Some workers talked about high heat conditions producing a vicious cycle; as workers are forced to mitigate the adverse impacts of the heat, it becomes increasingly difficult for them to ‘keep up’, particularly if there is no commensurate reduction in their workload pressures. As one said:

Essentially, it’s quite terrible. You…drink way more water, so you’re forced off the line, which puts pressure on you to work harder, which makes you sweat more and then tires you out. Essentially, it’s just an all-round lose situation because you’re hot, overheated, stressed and incredibly sweaty (manufacturing worker, New South Wales).

Due to the cumulative effects of heat, many workers suffer towards the end of their shifts, travelling to and from work, at home after they get home from work or in the latter half of a hot or high-intensity week. Some workers described in interviews how the heat ‘catches up’ with them:

I have come in from some on-calls where I’ve done over 102 hours in a week, dry retching and throwing up, just from all the heat exhaustion and just doing 16-hour shifts, 7 days a week…you even feel it after those hot days have gone (utility worker, South Australia).

One worker recalled a particularly difficult week, working outdoors on roads around 48°C temperature. The bitumen was sticking to his boots, and he said it ‘took days to recover’. Another said:

If you go home after a long day, you just kind of want to stare at the ground for ten, fifteen minutes, until you, I don’t know, become alive again (manufacturing worker, New South Wales).
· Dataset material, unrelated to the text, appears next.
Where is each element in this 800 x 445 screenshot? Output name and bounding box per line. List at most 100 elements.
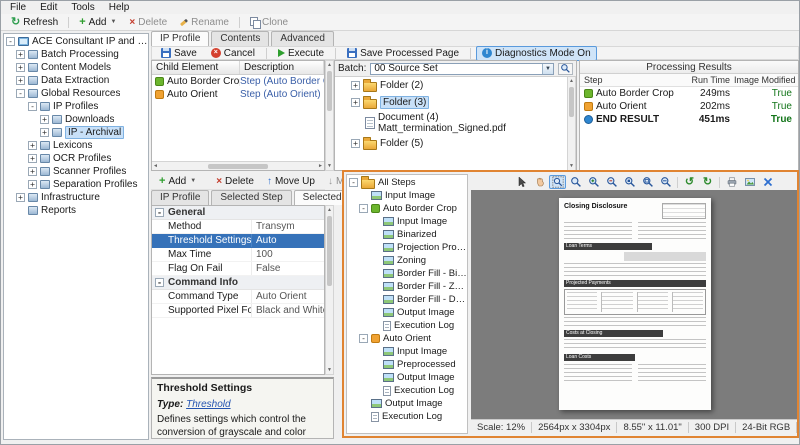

Working in high heat also had dissociative impacts for some workers, who described feeling ‘out of it’, ‘like a zombie’, on ‘remote control’ or being ‘zonked the hell out’. One worker compared it to having ‘a really severe hangover’, and another said high heat problems led to ‘mental health deterioration over time’. 

Nearly 20% of survey respondents said they were aware of serious incidents relating to heat, involving either them or their co-workers. These included workers and those in their care suffering seizures, heat exhaustion, stroke, extreme stress and other forms of illness. A few workers reported fatalities of co-workers and patients.

Employers are required to provide adequate resourcing for at-risk workers, such as high-standard PPE, adequate hydration while at work, regular breaks, acclimatisation protocols and sufficient personnel to ensure workers can be relieved for recovery time. Yet our research suggests these requirements are often not being met.

It is also clear that the Commonwealth and state and territory governments need to urgently review more broadly the management of current and likely future impacts of high heat and climate change for workers. This will necessitate sector-by-sector planning – involving labour, industry and government – to work through particular climate impacts across the diversity of the Australian workforce, across the continent’s varied geography, and with regard to contingent and vulnerable workers.